La distinzione tra atti legislativi e atti non legislativi dipende dalla procedura adottata per la loro emanazione: l’art. 289, par. 3, TFUE, indica che gli atti adottati mediante procedura legislativa sono atti legislativi. Gli atti adottati mediante procedura legislativa ordinaria o speciale sono i regolamenti, le direttive e le decisioni. Tra gli atti non legislativi rientrano gli atti delegati (integrano elementi di un atto legislativo) e gli atti di esecuzione (di competenza della Commissione).
I regolamenti (art. 288 TFUE). Sono atti: a portata generale: presentano il carattere dell’astrattezza, in quanto non si rivolgono a destinatari determinati. I destinatari sono tutti i soggetti giuridici dell’UE; obbligatori in tutti i loro elementi: le norme poste sono destinate a disciplinare la particolare materia e vanno osservate come tali dai destinatari; direttamente applicabili in ciascuno degli Stati membri: acquistano efficacia senza la necessità di un atto di ricezione o di adattamento da parte dei singoli ordinamenti statali.
Le direttive (art. 288 TFUE). Esse vincolano lo Stato membro (o gli Stati membri) cui sono rivolte per quanto riguarda il risultato da raggiungere, senza incidere sulla competenza degli organi nazionali in merito alla forma e ai mezzi necessari a raggiungere tale risultato.
non hanno portata generale, ma hanno come destinatari gli Stati membri; non sono obbligatorie in tutti i loro elementi, in quanto impongono un’obbligazione di risultato, lasciando liberi gli Stati di adottare le misure dagli stessi ritenute opportune; secondo la Corte di Giustizia, gli Stati devono però scegliere le forme e i mezzi più idonei a garantire la reale efficacia delle direttive, alla luce dello scopo di queste ultime (devono essere atti vincolanti, chiari e certi) non hanno efficacia diretta, in quanto essa è mediata attraverso i provvedimenti che gli Stati andranno concretamente ad adottare.
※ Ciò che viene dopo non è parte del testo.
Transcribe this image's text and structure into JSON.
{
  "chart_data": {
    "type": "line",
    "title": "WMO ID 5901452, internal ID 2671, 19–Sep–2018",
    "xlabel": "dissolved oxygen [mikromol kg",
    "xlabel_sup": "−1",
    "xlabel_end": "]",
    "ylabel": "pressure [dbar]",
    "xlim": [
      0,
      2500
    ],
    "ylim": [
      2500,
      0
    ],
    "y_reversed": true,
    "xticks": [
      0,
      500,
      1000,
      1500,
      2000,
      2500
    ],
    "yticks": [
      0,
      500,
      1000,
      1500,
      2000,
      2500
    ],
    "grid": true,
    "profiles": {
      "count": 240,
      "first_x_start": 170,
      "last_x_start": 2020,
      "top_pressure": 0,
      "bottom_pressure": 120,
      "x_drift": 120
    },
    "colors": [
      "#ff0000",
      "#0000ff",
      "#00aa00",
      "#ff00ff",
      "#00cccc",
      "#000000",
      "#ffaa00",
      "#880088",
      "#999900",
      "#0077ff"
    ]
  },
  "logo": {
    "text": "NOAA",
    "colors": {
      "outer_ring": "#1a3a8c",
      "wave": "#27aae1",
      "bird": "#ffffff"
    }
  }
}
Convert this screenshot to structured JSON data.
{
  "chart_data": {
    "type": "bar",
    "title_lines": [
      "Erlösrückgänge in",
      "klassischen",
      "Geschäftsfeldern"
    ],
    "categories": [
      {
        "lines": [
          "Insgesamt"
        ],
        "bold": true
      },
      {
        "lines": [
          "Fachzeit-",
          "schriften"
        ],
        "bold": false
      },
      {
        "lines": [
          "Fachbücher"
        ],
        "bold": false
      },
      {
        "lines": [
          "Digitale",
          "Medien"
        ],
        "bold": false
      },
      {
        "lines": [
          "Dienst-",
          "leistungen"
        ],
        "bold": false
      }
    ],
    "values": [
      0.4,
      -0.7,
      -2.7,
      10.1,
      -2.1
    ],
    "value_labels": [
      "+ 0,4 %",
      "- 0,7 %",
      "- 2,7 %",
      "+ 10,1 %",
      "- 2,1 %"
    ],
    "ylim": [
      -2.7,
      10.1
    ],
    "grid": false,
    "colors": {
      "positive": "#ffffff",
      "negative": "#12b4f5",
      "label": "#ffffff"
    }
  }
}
Nella prassi dell’Unione è sempre più frequente il ricorso a direttive dettagliate o particolareggiate (c.d. self-executing), le quali indicano con precisione le norme interne che gli Stati sono tenuti ad adottare: la discrezionalità dello Stato si riduce soltanto alla scelta della forma giuridica interna da dare alla norma già fissata sul piano europeo.
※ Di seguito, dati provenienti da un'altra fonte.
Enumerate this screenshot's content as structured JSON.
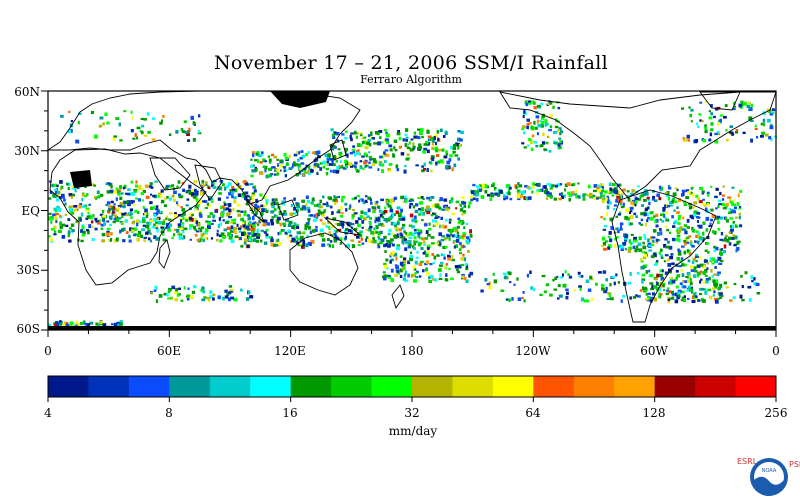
{
  "title": "November 17 – 21, 2006 SSM/I Rainfall",
  "subtitle": "Ferraro Algorithm",
  "map": {
    "lat_labels": [
      "60N",
      "30N",
      "EQ",
      "30S",
      "60S"
    ],
    "lon_labels": [
      "0",
      "60E",
      "120E",
      "180",
      "120W",
      "60W",
      "0"
    ],
    "land_color": "#000000",
    "ocean_color": "#ffffff"
  },
  "colorbar": {
    "colors": [
      "#001a8c",
      "#0033bb",
      "#0b4cff",
      "#009999",
      "#00cccc",
      "#00ffff",
      "#009900",
      "#00cc00",
      "#00ff00",
      "#b3b300",
      "#dddd00",
      "#ffff00",
      "#ff5500",
      "#ff7f00",
      "#ffa200",
      "#990000",
      "#cc0000",
      "#ff0000"
    ],
    "tick_labels": [
      "4",
      "8",
      "16",
      "32",
      "64",
      "128",
      "256"
    ],
    "units": "mm/day"
  },
  "logo": {
    "name": "noaa-logo",
    "left_text": "ESRL",
    "right_text": "PSD",
    "center_text": "NOAA"
  }
}
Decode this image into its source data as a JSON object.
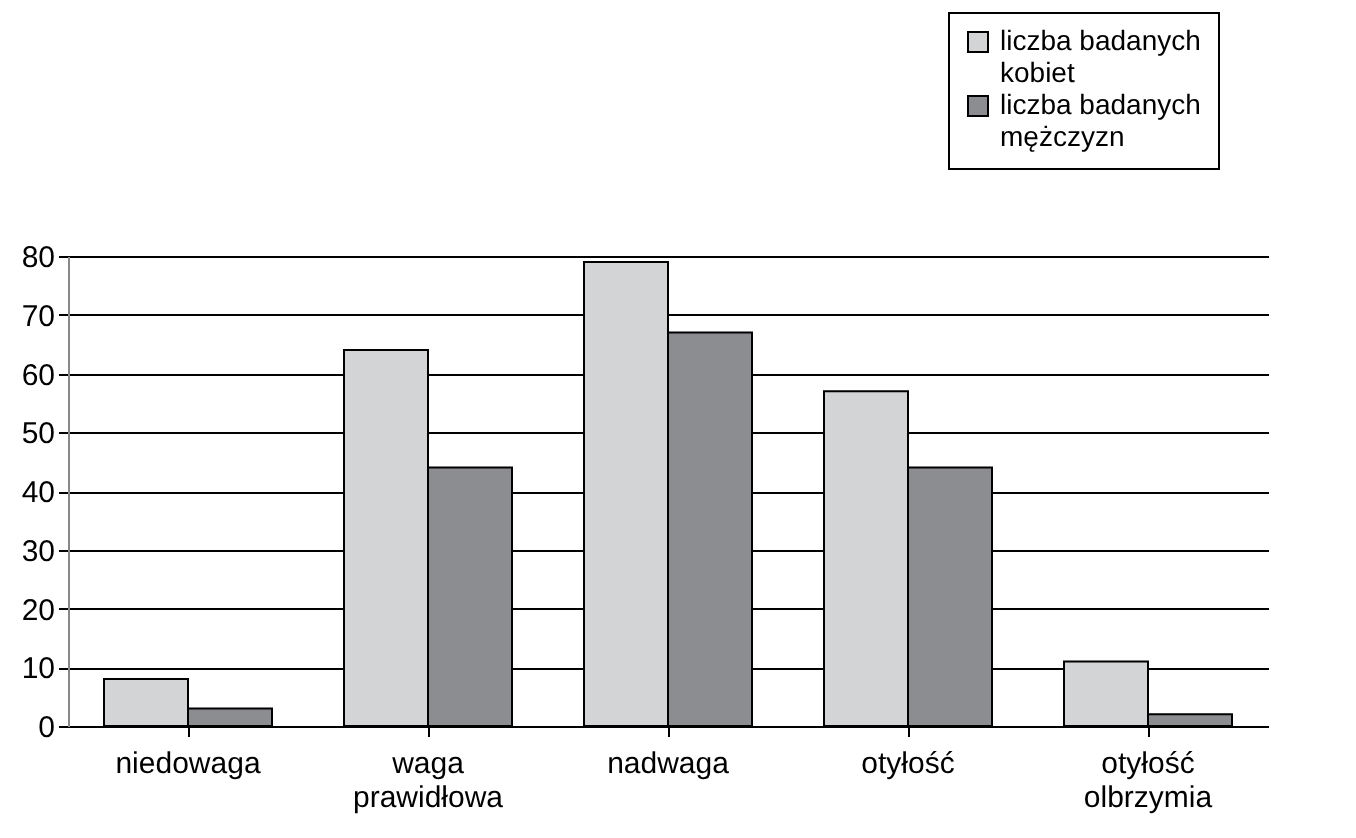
{
  "chart_data": {
    "type": "bar",
    "categories": [
      "niedowaga",
      "waga prawidłowa",
      "nadwaga",
      "otyłość",
      "otyłość olbrzymia"
    ],
    "series": [
      {
        "name": "liczba badanych kobiet",
        "color": "#d3d4d6",
        "values": [
          8,
          64,
          79,
          57,
          11
        ]
      },
      {
        "name": "liczba badanych mężczyzn",
        "color": "#8c8d90",
        "values": [
          3,
          44,
          67,
          44,
          2
        ]
      }
    ],
    "ylim": [
      0,
      80
    ],
    "yticks": [
      0,
      10,
      20,
      30,
      40,
      50,
      60,
      70,
      80
    ],
    "grid": "y",
    "legend": "top right"
  }
}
Sotto il profilo delle misure nazionali di attuazione delle direttive, queste devono essere adottate entro il termine fissato dalla stessa direttiva: in caso di inosservanza, gli Stati membri commettono una violazione che può dar luogo a una procedura di infrazione, oltre che al risarcimento dei danni.
Le decisioni (art. 288 TFUE). Sono obbligatorie in tutti i loro elementi e, se designano i destinatari, obbligatorie solo nei confronti di questi. Sono adottate solitamente nell’ambito della disciplina sulla concorrenza.
Gli atti non vincolanti (art. 288 TFUE). raccomandazioni (art. 292 TFUE): il potere generale di adottarle spetta al Consiglio; pareri (art. 292 TFUE): il potere generale di adottarli spetta al Parlamento europeo. La distinzione tra i due atti concerne le finalità: la raccomandazione ha lo scopo di sollecitare il destinatario a tenere un determinato comportamento, considerato più rispondente agli interessi comuni; il parere tende a fissare il punto di vista dell’istituzione che lo emette in ordine a una specifica questione.
Gli atti atipici. Sono atti non vincolanti, emanati dalle istituzioni, che non rientrano tra quelli indicati nell’art. 288 TFUE: regolamenti interni; accordi interistituzionali; dichiarazioni comuni; codici di condotta; orientamenti generali; libri verdi e libri bianchi.